Tanti, davvero, in prima fila Uk, Usa, Germania, Australia, poi anche Canada, Giappone, Spagna, Sud Africa e il resto d’Europa.

Ci sono episodi, all’estero, che riguardano l’album che vorreste sottolineare?
Una recensione del nostro precedente album “Bonfires”, nella quale il recensore di Uber Rock UK ammette di aver saputo che eravamo italiani solo dalla biografia successivamente all’ascolto e che in molti frangenti la band è sembrata molto più “british” di molte formazioni britanniche.

Mentre in Italia, cosa vi ha piacevolmente sorpreso dall’uscita dell’album a Novembre 2018?
Sicuramente le svariate ottime recensioni che stanno continuando ad arrivare e la molta curiosità sul nostro sound, che pare aver conquistato tutti quelli che hanno avuto modo di analizzare il disco. Personalmente poi l’accostamento a band come quella dei Police per una canzone per me è stato un complimento importante.

Nel 2019 su cosa vi siete concentrati?
Sulla musica e i live. Non facciamo molti video, di quelli del tipo mordi e fuggi, troppo promozionalmente passeggeri. È anche vero che nel calderone c’è la realizzazione di un live video di un concerto indoor. Stiamo solo decidendo il periodo in cui realizzarlo.

I Levy e il web. Che rapporto avete e quanto è importante saper utilizzare gli strumenti che “la rete” mette a disposizione?
Troppo importante forse, e siamo presenti costantemente. Quello che però ci contraddistingue è un approccio artistico e meno da marketing selvaggio. Troppo marketing e meno musica finirà per rovinare musicisti e musica. Vogliamo portare al pubblico di più la musica rispetto a noi stessi.

Che musica ascoltano i Levy?
Tanta e quasi tutta. Ultimamente sto rispolverando tanta black music e live acustici, che poco hanno a che fare con quello che proponiamo. Mi ispirano, mi contaminano, non può essere che positivo.

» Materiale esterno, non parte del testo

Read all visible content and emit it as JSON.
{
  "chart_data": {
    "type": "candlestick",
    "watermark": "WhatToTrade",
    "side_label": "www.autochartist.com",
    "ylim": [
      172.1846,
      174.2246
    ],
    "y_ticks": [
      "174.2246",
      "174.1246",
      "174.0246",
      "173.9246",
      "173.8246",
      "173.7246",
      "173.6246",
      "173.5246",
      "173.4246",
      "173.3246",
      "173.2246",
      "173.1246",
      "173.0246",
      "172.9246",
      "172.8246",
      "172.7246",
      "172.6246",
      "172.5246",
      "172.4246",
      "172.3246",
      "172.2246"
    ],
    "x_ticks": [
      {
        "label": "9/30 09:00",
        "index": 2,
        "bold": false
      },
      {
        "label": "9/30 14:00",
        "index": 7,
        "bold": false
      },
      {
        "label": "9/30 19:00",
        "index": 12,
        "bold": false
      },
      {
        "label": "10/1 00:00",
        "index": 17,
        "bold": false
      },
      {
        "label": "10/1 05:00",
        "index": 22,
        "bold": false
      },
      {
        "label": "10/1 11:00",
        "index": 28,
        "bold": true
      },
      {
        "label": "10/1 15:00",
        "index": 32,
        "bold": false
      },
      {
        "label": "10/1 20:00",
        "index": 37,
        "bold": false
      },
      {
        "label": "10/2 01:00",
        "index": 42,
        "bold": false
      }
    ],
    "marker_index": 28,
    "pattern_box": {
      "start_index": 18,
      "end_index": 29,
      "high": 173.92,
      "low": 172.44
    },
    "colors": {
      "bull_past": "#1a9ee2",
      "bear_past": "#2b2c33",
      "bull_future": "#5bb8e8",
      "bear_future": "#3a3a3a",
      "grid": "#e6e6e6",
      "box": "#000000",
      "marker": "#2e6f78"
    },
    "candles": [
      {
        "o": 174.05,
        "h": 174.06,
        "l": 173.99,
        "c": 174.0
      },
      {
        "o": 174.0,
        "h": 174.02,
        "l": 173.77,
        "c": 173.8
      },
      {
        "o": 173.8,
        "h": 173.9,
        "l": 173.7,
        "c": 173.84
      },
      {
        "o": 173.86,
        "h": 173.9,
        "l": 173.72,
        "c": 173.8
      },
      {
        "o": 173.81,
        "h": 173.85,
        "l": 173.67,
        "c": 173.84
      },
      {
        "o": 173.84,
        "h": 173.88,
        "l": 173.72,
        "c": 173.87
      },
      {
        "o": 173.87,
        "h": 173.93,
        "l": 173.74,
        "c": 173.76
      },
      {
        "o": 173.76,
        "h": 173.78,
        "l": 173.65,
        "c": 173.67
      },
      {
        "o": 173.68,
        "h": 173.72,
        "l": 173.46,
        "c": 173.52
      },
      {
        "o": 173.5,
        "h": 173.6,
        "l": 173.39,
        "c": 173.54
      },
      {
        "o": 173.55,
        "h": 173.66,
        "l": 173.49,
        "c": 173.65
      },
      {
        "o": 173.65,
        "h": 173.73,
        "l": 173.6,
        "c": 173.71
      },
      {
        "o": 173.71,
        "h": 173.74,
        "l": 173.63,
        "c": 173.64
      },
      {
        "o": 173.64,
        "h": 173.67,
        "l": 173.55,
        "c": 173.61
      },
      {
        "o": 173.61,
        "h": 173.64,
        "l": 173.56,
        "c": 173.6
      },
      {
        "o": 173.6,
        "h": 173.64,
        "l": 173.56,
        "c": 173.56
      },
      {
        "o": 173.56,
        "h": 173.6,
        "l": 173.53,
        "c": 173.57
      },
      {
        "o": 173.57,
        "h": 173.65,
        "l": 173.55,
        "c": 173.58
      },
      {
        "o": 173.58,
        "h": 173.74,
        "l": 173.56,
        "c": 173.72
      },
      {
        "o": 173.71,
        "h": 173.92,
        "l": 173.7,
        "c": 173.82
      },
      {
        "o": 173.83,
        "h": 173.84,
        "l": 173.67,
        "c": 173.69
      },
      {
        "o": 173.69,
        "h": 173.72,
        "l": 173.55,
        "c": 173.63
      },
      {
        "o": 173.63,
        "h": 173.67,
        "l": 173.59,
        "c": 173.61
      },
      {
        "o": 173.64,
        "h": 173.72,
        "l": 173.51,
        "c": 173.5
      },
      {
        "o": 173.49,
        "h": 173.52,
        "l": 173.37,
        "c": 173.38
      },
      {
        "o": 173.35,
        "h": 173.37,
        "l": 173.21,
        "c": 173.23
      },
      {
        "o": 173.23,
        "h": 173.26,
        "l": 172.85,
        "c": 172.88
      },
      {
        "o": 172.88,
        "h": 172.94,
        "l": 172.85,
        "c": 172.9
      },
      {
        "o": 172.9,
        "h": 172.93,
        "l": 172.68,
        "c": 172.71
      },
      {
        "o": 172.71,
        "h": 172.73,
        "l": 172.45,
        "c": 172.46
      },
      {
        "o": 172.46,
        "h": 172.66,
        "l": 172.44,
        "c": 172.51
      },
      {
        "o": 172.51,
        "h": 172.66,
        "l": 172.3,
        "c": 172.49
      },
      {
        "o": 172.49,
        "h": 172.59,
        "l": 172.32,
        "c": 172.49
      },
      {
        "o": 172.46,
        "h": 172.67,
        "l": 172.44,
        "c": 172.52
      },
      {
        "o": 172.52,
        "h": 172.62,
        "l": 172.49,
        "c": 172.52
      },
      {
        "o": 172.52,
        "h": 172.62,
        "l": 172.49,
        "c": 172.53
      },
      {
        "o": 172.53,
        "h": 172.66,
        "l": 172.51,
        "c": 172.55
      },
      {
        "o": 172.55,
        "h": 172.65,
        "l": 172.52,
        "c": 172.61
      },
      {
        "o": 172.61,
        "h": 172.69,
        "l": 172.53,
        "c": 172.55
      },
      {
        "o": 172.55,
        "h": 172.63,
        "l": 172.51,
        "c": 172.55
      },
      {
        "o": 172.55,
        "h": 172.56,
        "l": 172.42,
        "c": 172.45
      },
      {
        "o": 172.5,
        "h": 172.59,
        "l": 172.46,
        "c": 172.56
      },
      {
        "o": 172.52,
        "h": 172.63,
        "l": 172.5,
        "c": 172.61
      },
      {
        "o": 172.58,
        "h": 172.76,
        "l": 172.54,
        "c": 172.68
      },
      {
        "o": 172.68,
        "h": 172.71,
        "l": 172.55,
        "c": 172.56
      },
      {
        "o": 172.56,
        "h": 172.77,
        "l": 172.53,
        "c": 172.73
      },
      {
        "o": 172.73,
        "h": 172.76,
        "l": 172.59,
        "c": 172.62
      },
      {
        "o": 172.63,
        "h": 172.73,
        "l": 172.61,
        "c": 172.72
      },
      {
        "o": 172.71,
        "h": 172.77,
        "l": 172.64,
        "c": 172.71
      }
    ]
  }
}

Ci sono artisti, italiani e stranieri, con cui vorreste duettare, collaborare o esibirvi sul loro stesso palco?
Mi piacerebbe collaborare con Tom Yorke e con i Nothing but thieves, artisti che stimo e seguo davvero tanto. In Italia invece trovo piacevolmente tanti giovani artisti con cui mi piacere suonare e cantare, questo paese ha ancora da dare molto al mondo.